Description Message Troubleshooting
Success: Index(es) with given name(s) updated successfully True N/A
Fail: Index name is not valid ValueError: Index name is invalid Provide a valid string for the index name.
Fail: Index with given name is not found ValueError: Index name is not found Provide correct index name.
Error: KDBAI is not available RuntimeError('Error during request, make sure KDB.AI server running') Check your connection and if your server is running.

Query data

table.query

Query data from a table.

Input parameters:

Name Type Description Required
filter list of tuples List of filter conditions, parse tree style. No
sort_columns list of str The columns by which to sort the results. No
group_by list of str The column values by which to group the results. No
aggs dictionary Aggregation rules. Dictionary structure:
- Key → new column name
- Value → old column name or parse tree style aggregation rule
No
limit int Number of rows to return. No

Example:

db = session.database("default")
table = db.table("myTable")
table.query()  #returns all rows in the table

Error handling:

Description Message Troubleshooting
Success: Successful query Pandas DataFrame N/A
Error: KDBAI is not available RuntimeError('Error during request, make sure KDB.AI server running') Check your connection and if your server is running.

Search data

table.search

Perform a similarity search.

Input parameters:

Name Type Description Required
type str Specify the type of search (tss or otherwise). No
vectors dictionary Indexes to query with query vectors. Yes
n int Number of neighbors to return. No
range float Range within which the nearest neighbours are returned. (only for qFlat) No
index_params dictionary (key is index name and value is dictionary of parameters for that index) Weights required for multi index search. No
options dictionary Use this dictionary:
- to rename the distance column with distanceColumn=newname
- to not return metadata columns with indexOnly=True
- to return TSS matched patterns with returnMatches=True
- to force a TSS search on a partitioned tables with failing partitions with force=True
Yes
filter list of tuples List of filter conditions, parse tree style. No
searchBy str or list of str (Non Transformed TSS only) Perform a TSS search on each group inferred from the specified columns (not to be confused with groupBy which is used for final aggregation of the results) No
group_by list of str The column values by which to group the results. No
aggs dictionary Aggregation rules. No
sort_columns list of str The columns by which to sort the results. No

Example:

db = session.database("default")
table = db.table("myTable")
table.search(vectors={"indexName":v},n=10)

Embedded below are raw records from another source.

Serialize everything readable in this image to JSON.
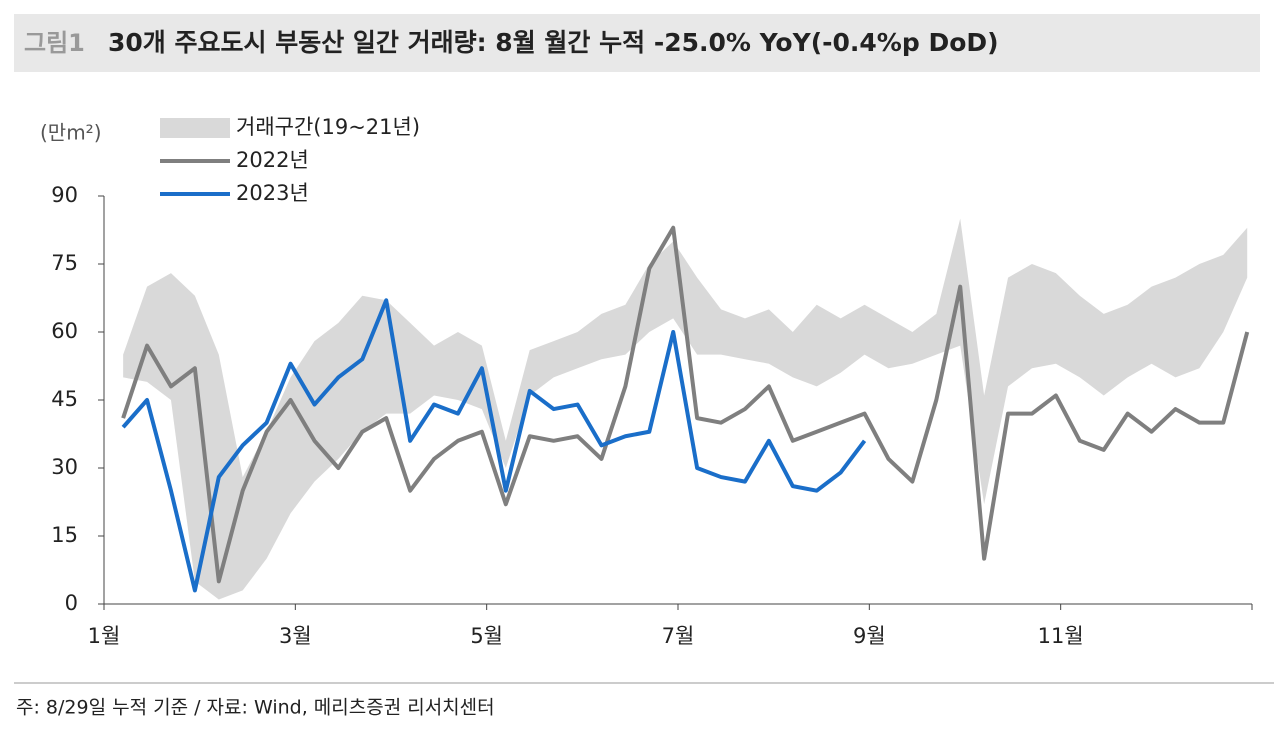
{
  "chart_data": {
    "type": "line",
    "figure_label": "그림1",
    "title": "30개 주요도시 부동산 일간 거래량: 8월 월간 누적 -25.0% YoY(-0.4%p DoD)",
    "y_label": "(만m²)",
    "note": "주: 8/29일 누적 기준 / 자료: Wind, 메리츠증권 리서치센터",
    "xlim": [
      1,
      13
    ],
    "xticks": [
      {
        "value": 1,
        "label": "1월"
      },
      {
        "value": 3,
        "label": "3월"
      },
      {
        "value": 5,
        "label": "5월"
      },
      {
        "value": 7,
        "label": "7월"
      },
      {
        "value": 9,
        "label": "9월"
      },
      {
        "value": 11,
        "label": "11월"
      }
    ],
    "ylim": [
      0,
      90
    ],
    "yticks": [
      0,
      15,
      30,
      45,
      60,
      75,
      90
    ],
    "legend": "top-left",
    "series": [
      {
        "name": "거래구간(19~21년)",
        "color": "#d9d9d9",
        "x": [
          1.2,
          1.45,
          1.7,
          1.95,
          2.2,
          2.45,
          2.7,
          2.95,
          3.2,
          3.45,
          3.7,
          3.95,
          4.2,
          4.45,
          4.7,
          4.95,
          5.2,
          5.45,
          5.7,
          5.95,
          6.2,
          6.45,
          6.7,
          6.95,
          7.2,
          7.45,
          7.7,
          7.95,
          8.2,
          8.45,
          8.7,
          8.95,
          9.2,
          9.45,
          9.7,
          9.95,
          10.2,
          10.45,
          10.7,
          10.95,
          11.2,
          11.45,
          11.7,
          11.95,
          12.2,
          12.45,
          12.7,
          12.95
        ],
        "upper": [
          55,
          70,
          73,
          68,
          55,
          28,
          38,
          50,
          58,
          62,
          68,
          67,
          62,
          57,
          60,
          57,
          36,
          56,
          58,
          60,
          64,
          66,
          75,
          80,
          72,
          65,
          63,
          65,
          60,
          66,
          63,
          66,
          63,
          60,
          64,
          85,
          46,
          72,
          75,
          73,
          68,
          64,
          66,
          70,
          72,
          75,
          77,
          83
        ],
        "lower": [
          50,
          49,
          45,
          5,
          1,
          3,
          10,
          20,
          27,
          32,
          38,
          42,
          42,
          46,
          45,
          43,
          30,
          46,
          50,
          52,
          54,
          55,
          60,
          63,
          55,
          55,
          54,
          53,
          50,
          48,
          51,
          55,
          52,
          53,
          55,
          57,
          22,
          48,
          52,
          53,
          50,
          46,
          50,
          53,
          50,
          52,
          60,
          72
        ]
      },
      {
        "name": "2022년",
        "color": "#7f7f7f",
        "x": [
          1.2,
          1.45,
          1.7,
          1.95,
          2.2,
          2.45,
          2.7,
          2.95,
          3.2,
          3.45,
          3.7,
          3.95,
          4.2,
          4.45,
          4.7,
          4.95,
          5.2,
          5.45,
          5.7,
          5.95,
          6.2,
          6.45,
          6.7,
          6.95,
          7.2,
          7.45,
          7.7,
          7.95,
          8.2,
          8.45,
          8.7,
          8.95,
          9.2,
          9.45,
          9.7,
          9.95,
          10.2,
          10.45,
          10.7,
          10.95,
          11.2,
          11.45,
          11.7,
          11.95,
          12.2,
          12.45,
          12.7,
          12.95
        ],
        "values": [
          41,
          57,
          48,
          52,
          5,
          25,
          38,
          45,
          36,
          30,
          38,
          41,
          25,
          32,
          36,
          38,
          22,
          37,
          36,
          37,
          32,
          48,
          74,
          83,
          41,
          40,
          43,
          48,
          36,
          38,
          40,
          42,
          32,
          27,
          45,
          70,
          10,
          42,
          42,
          46,
          36,
          34,
          42,
          38,
          43,
          40,
          40,
          60
        ]
      },
      {
        "name": "2023년",
        "color": "#1a6ec9",
        "x": [
          1.2,
          1.45,
          1.7,
          1.95,
          2.2,
          2.45,
          2.7,
          2.95,
          3.2,
          3.45,
          3.7,
          3.95,
          4.2,
          4.45,
          4.7,
          4.95,
          5.2,
          5.45,
          5.7,
          5.95,
          6.2,
          6.45,
          6.7,
          6.95,
          7.2,
          7.45,
          7.7,
          7.95,
          8.2,
          8.45,
          8.7,
          8.95
        ],
        "values": [
          39,
          45,
          25,
          3,
          28,
          35,
          40,
          53,
          44,
          50,
          54,
          67,
          36,
          44,
          42,
          52,
          25,
          47,
          43,
          44,
          35,
          37,
          38,
          60,
          30,
          28,
          27,
          36,
          26,
          25,
          29,
          36
        ]
      }
    ]
  }
}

# Filter the data using 'range' (only for qFlat indexes)
table.search(vectors={"indexName":v}, range=5.5)

options

Attribute Description Type Required Default
distanceColumn Rename distance column to this. str No None
indexOnly Return only index information bool No None
returnMatches (Non Transformed TSS only) Return the full detected pattern for each match boolean No None
force (Non Transformed TSS only) Force the TSS search even some searchBy group or table partition is failing, ex: when a partition has less data points than the searched pattern boolean No None

index_params

index_params is a dictionary where key is index name and value is a dictionary with the arguments below .

Attribute Description Type Required Default
weight Weight for each index. float Required for multi index input. None

Important! For multi index searches, you have to allocate a weight to each index. The sum of all weights must be equal to 1.

Error handling:

Description Message Troubleshooting
Success: Successful query list of Pandas DataFrames N/A
Error: KDBAI is not available RuntimeError('Error during request, make sure KDB.AI server running') Check your connection and if your server is running.